Remember Wendy: Georgia fans don pink to honor Anderson’s wife

SEC Football

Georgia fans observe a moment of silence in horror of Wendy Anderson, wife of Arkansas State head coach Blake Anderson before an NCAA college football game Saturday, Sept. 14, 2019, in Athens, Ga. Fans were encouraged to “pink out” the stadium for Wendy Anderson who died from breast cancer in August. (AP Photo/John Bazemore)

ATHENS, Ga. (AP) As Blake Anderson thought about all that pink between the hedges, he struggled to hold back the tears.

The emotions are still very raw for the Arkansas State coach, whose wife Wendy died last month after a two-year fight against breast cancer.

But even as time eases the pain, he’ll never forget all those Georgia fans who honored his spouse on Saturday by wearing pink instead of red.

“It has been a really emotional week,” Anderson said after the Red Wolves were routed by the No. 3 Bulldogs 55-0 on Saturday. “I just want to say publicly: one of the classiest moves I’ve ever seen. It’s hard to truly prepare for something like that.”

His voice cracked, but he managed to hold it together.

“I would say thank you to all those who showed up today wearing pink or thinking pink,” Anderson said. “They don’t know my wife and they don’t know me and they didn’t have to do it. I’m very grateful and honored and obviously overwhelmed.”

His players were equally moved by the gesture, which began with a plea on social media and quickly spread throughout the week.

“I’ll be a Georgia fan the rest of my life,” Arkansas State center Jacob Still said.

It appeared that at least a third of the fans in the announced crowd of 92,746 were wearing pink attire. Shirtless students in the first row behind the Arkansas State painted their upper bodies pink and wrote “Remember Wendy” across their backs. Another fan came in the “pink nightmare” bunny suit made famous in the movie “A Christmas Story.”

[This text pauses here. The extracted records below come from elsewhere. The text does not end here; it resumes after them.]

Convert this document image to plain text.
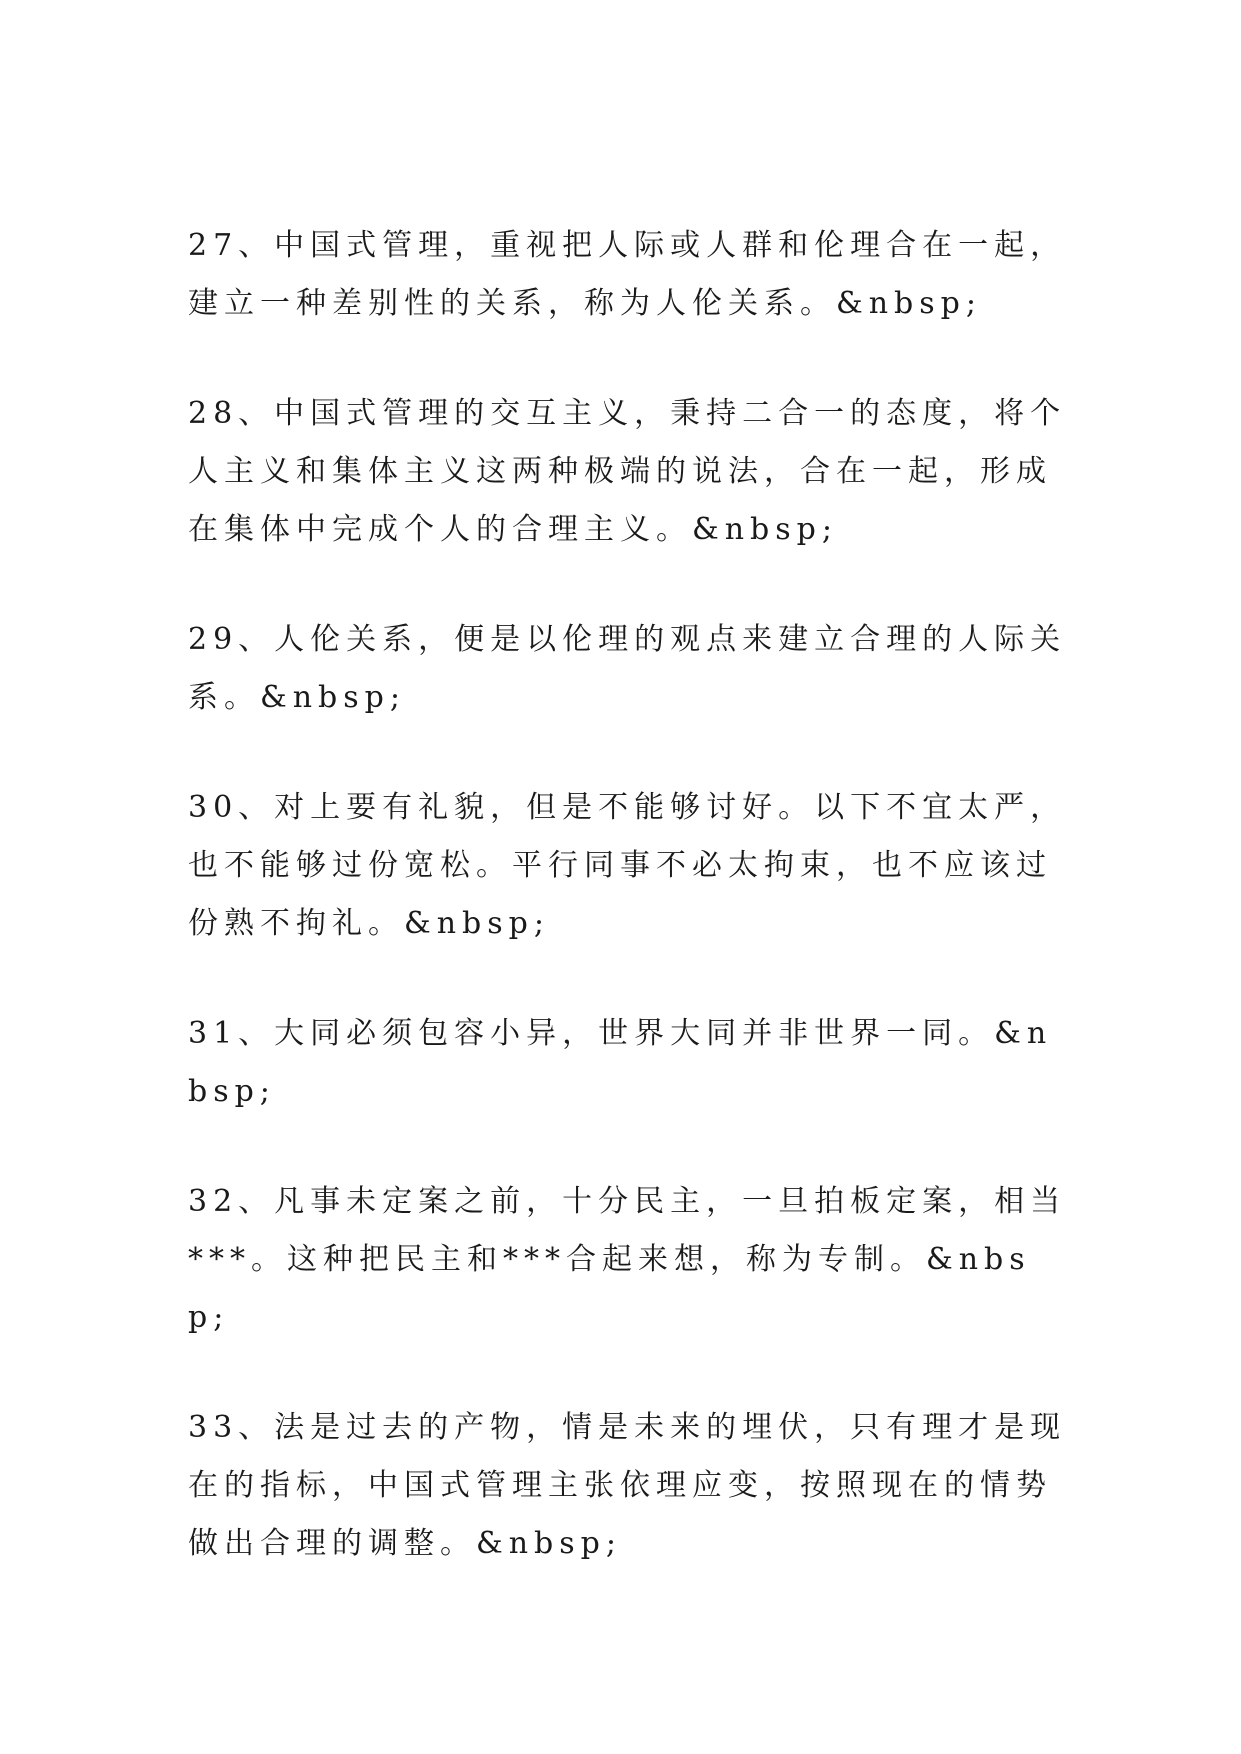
27、中国式管理，重视把人际或人群和伦理合在一起，建立一种差别性的关系，称为人伦关系。&nbsp;

28、中国式管理的交互主义，秉持二合一的态度，将个人主义和集体主义这两种极端的说法，合在一起，形成在集体中完成个人的合理主义。&nbsp;

29、人伦关系，便是以伦理的观点来建立合理的人际关系。&nbsp;

30、对上要有礼貌，但是不能够讨好。以下不宜太严，也不能够过份宽松。平行同事不必太拘束，也不应该过份熟不拘礼。&nbsp;

31、大同必须包容小异，世界大同并非世界一同。&nbsp;

32、凡事未定案之前，十分民主，一旦拍板定案，相当***。这种把民主和***合起来想，称为专制。&nbsp;

33、法是过去的产物，情是未来的埋伏，只有理才是现在的指标，中国式管理主张依理应变，按照现在的情势做出合理的调整。&nbsp;
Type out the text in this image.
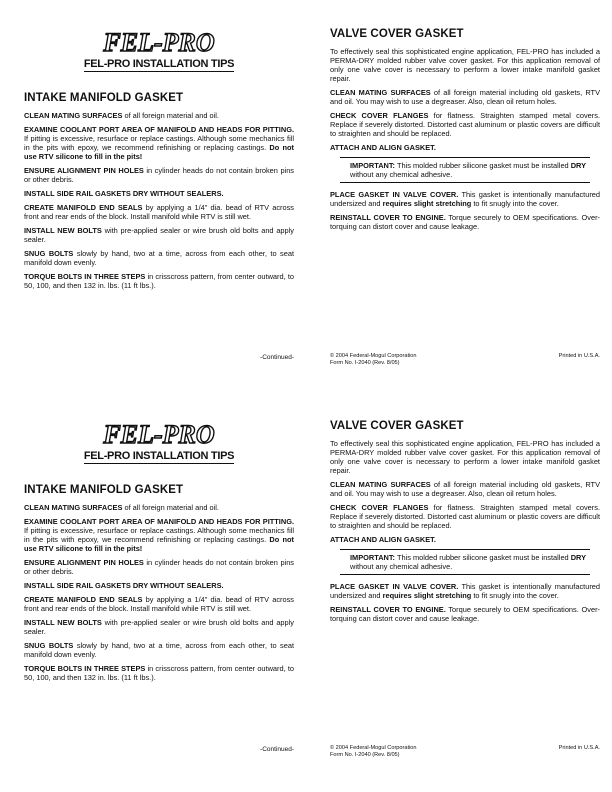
FEL-PRO
FEL-PRO INSTALLATION TIPS
INTAKE MANIFOLD GASKET

CLEAN MATING SURFACES of all foreign material and oil.

EXAMINE COOLANT PORT AREA OF MANIFOLD AND HEADS FOR PITTING. If pitting is excessive, resurface or replace castings. Although some mechanics fill in the pits with epoxy, we recommend refinishing or replacing castings. Do not use RTV silicone to fill in the pits!

ENSURE ALIGNMENT PIN HOLES in cylinder heads do not contain broken pins or other debris.

INSTALL SIDE RAIL GASKETS DRY WITHOUT SEALERS.

CREATE MANIFOLD END SEALS by applying a 1/4" dia. bead of RTV across front and rear ends of the block. Install manifold while RTV is still wet.

INSTALL NEW BOLTS with pre-applied sealer or wire brush old bolts and apply sealer.

SNUG BOLTS slowly by hand, two at a time, across from each other, to seat manifold down evenly.

TORQUE BOLTS IN THREE STEPS in crisscross pattern, from center outward, to 50, 100, and then 132 in. lbs. (11 ft lbs.).

-Continued-
VALVE COVER GASKET

To effectively seal this sophisticated engine application, FEL-PRO has included a PERMA-DRY molded rubber valve cover gasket. For this application removal of only one valve cover is necessary to perform a lower intake manifold gasket repair.

CLEAN MATING SURFACES of all foreign material including old gaskets, RTV and oil. You may wish to use a degreaser. Also, clean oil return holes.

CHECK COVER FLANGES for flatness. Straighten stamped metal covers. Replace if severely distorted. Distorted cast aluminum or plastic covers are difficult to straighten and should be replaced.

ATTACH AND ALIGN GASKET.

IMPORTANT: This molded rubber silicone gasket must be installed DRY without any chemical adhesive.

PLACE GASKET IN VALVE COVER. This gasket is intentionally manufactured undersized and requires slight stretching to fit snugly into the cover.

REINSTALL COVER TO ENGINE. Torque securely to OEM specifications. Over-torquing can distort cover and cause leakage.

© 2004 Federal-Mogul Corporation
Form No. I-2040 (Rev. 8/05)
Printed in U.S.A.
FEL-PRO
FEL-PRO INSTALLATION TIPS
INTAKE MANIFOLD GASKET

CLEAN MATING SURFACES of all foreign material and oil.

EXAMINE COOLANT PORT AREA OF MANIFOLD AND HEADS FOR PITTING. If pitting is excessive, resurface or replace castings. Although some mechanics fill in the pits with epoxy, we recommend refinishing or replacing castings. Do not use RTV silicone to fill in the pits!

ENSURE ALIGNMENT PIN HOLES in cylinder heads do not contain broken pins or other debris.

INSTALL SIDE RAIL GASKETS DRY WITHOUT SEALERS.

CREATE MANIFOLD END SEALS by applying a 1/4" dia. bead of RTV across front and rear ends of the block. Install manifold while RTV is still wet.

INSTALL NEW BOLTS with pre-applied sealer or wire brush old bolts and apply sealer.

SNUG BOLTS slowly by hand, two at a time, across from each other, to seat manifold down evenly.

TORQUE BOLTS IN THREE STEPS in crisscross pattern, from center outward, to 50, 100, and then 132 in. lbs. (11 ft lbs.).

-Continued-
VALVE COVER GASKET

To effectively seal this sophisticated engine application, FEL-PRO has included a PERMA-DRY molded rubber valve cover gasket. For this application removal of only one valve cover is necessary to perform a lower intake manifold gasket repair.

CLEAN MATING SURFACES of all foreign material including old gaskets, RTV and oil. You may wish to use a degreaser. Also, clean oil return holes.

CHECK COVER FLANGES for flatness. Straighten stamped metal covers. Replace if severely distorted. Distorted cast aluminum or plastic covers are difficult to straighten and should be replaced.

ATTACH AND ALIGN GASKET.

IMPORTANT: This molded rubber silicone gasket must be installed DRY without any chemical adhesive.

PLACE GASKET IN VALVE COVER. This gasket is intentionally manufactured undersized and requires slight stretching to fit snugly into the cover.

REINSTALL COVER TO ENGINE. Torque securely to OEM specifications. Over-torquing can distort cover and cause leakage.

© 2004 Federal-Mogul Corporation
Form No. I-2040 (Rev. 8/05)
Printed in U.S.A.
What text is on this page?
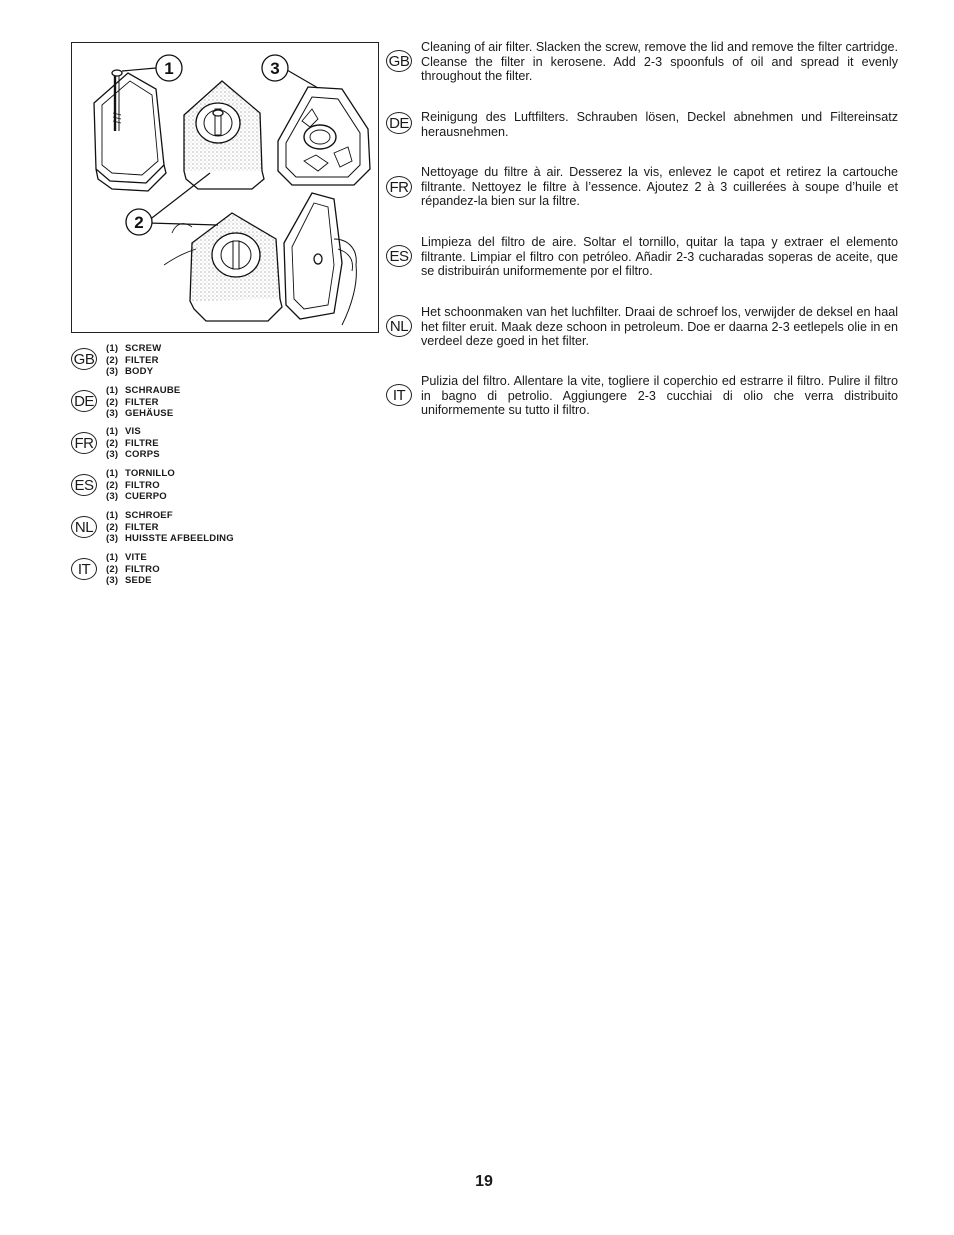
1	3
2
GB
(1) SCREW
(2) FILTER
(3) BODY
DE
(1) SCHRAUBE
(2) FILTER
(3) GEHÄUSE
FR
(1) VIS
(2) FILTRE
(3) CORPS
ES
(1) TORNILLO
(2) FILTRO
(3) CUERPO
NL
(1) SCHROEF
(2) FILTER
(3) HUISSTE AFBEELDING
IT
(1) VITE
(2) FILTRO
(3) SEDE
GB
Cleaning of air filter. Slacken the screw, remove the lid and remove the filter cartridge. Cleanse the filter in kerosene. Add 2-3 spoonfuls of oil and spread it evenly throughout the filter.
DE Reinigung des Luftfilters. Schrauben lösen, Deckel abnehmen und Filtereinsatz herausnehmen.
FR
Nettoyage du filtre à air. Desserez la vis, enlevez le capot et retirez la cartouche filtrante. Nettoyez le filtre à l’essence. Ajoutez 2 à 3 cuillerées à soupe d’huile et répandez-la bien sur la filtre.
ES
Limpieza del filtro de aire. Soltar el tornillo, quitar la tapa y extraer el elemento filtrante. Limpiar el filtro con petróleo. Añadir 2-3 cucharadas soperas de aceite, que se distribuirán uniformemente por el filtro.
NL
Het schoonmaken van het luchfilter. Draai de schroef los, verwijder de deksel en haal het filter eruit. Maak deze schoon in petroleum. Doe er daarna 2-3 eetlepels olie in en verdeel deze goed in het filter.
IT
Pulizia del filtro. Allentare la vite, togliere il coperchio ed estrarre il filtro. Pulire il filtro in bagno di petrolio. Aggiungere 2-3 cucchiai di olio che verra distribuito uniformemente su tutto il filtro.
19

“Driving up to the game, seeing the fans walking into the stadium wearing pink, it really meant a lot to me,” Still said. “But people will probably never understand how much it meant to coach Anderson. It just puts everything in perspective, college football and all the athletes, this is bigger than football. Georgia didn’t have to do that. It just shows that Georgia fans have big hearts and they care and we’re all kind of in this thing together.”

Anderson, who’s in his sixth season as the Red Wolves coach, was very public about his wife’s struggles against cancer.

Finally, as she approached her final hours, he took a leave of absence to be with Wendy and their children. She died on Aug. 19 “as peacefully & gracefully as you could ever hope,” Anderson wrote on Twitter the next morning. She was 49.

Anderson missed Arkansas State’s opening game, a 37-30 loss to SMU, but he surprised his players by turning up in Las Vegas last weekend for their second game at UNLV.

Clearly inspired by his presence, the Red Wolves cruised to a 43-17 victory.

Arkansas State was never in the game against Georgia, falling behind 34-0 by halftime. The Bulldogs finished with a staggering 656-220 edge in total yards.

“I wish the game would’ve gone differently,” Anderson said. “I think we’ve got a better team than we showed today. I think we have a lot of work to do. Hopefully we got out of it somewhat healthy because I think we have a very good possibility of a good season ahead of us if we can just continue to learn and grow.”

Despite the outcome, this one will always hold a special place in Anderson’s heart.

It was the perfect way to honor his wife.

“I feel her presence out there,” Anderson said. “She’s as competitive as I am and supported what we did and all those kids. That’s the kind of legacy that keeps you going. I don’t want to let her down, either, and her legacy. I’ve never seen anybody fight as hard as she fought the last two years. If I’m feeling sorry for myself or being lazy, I’ve got to live up to her legacy.”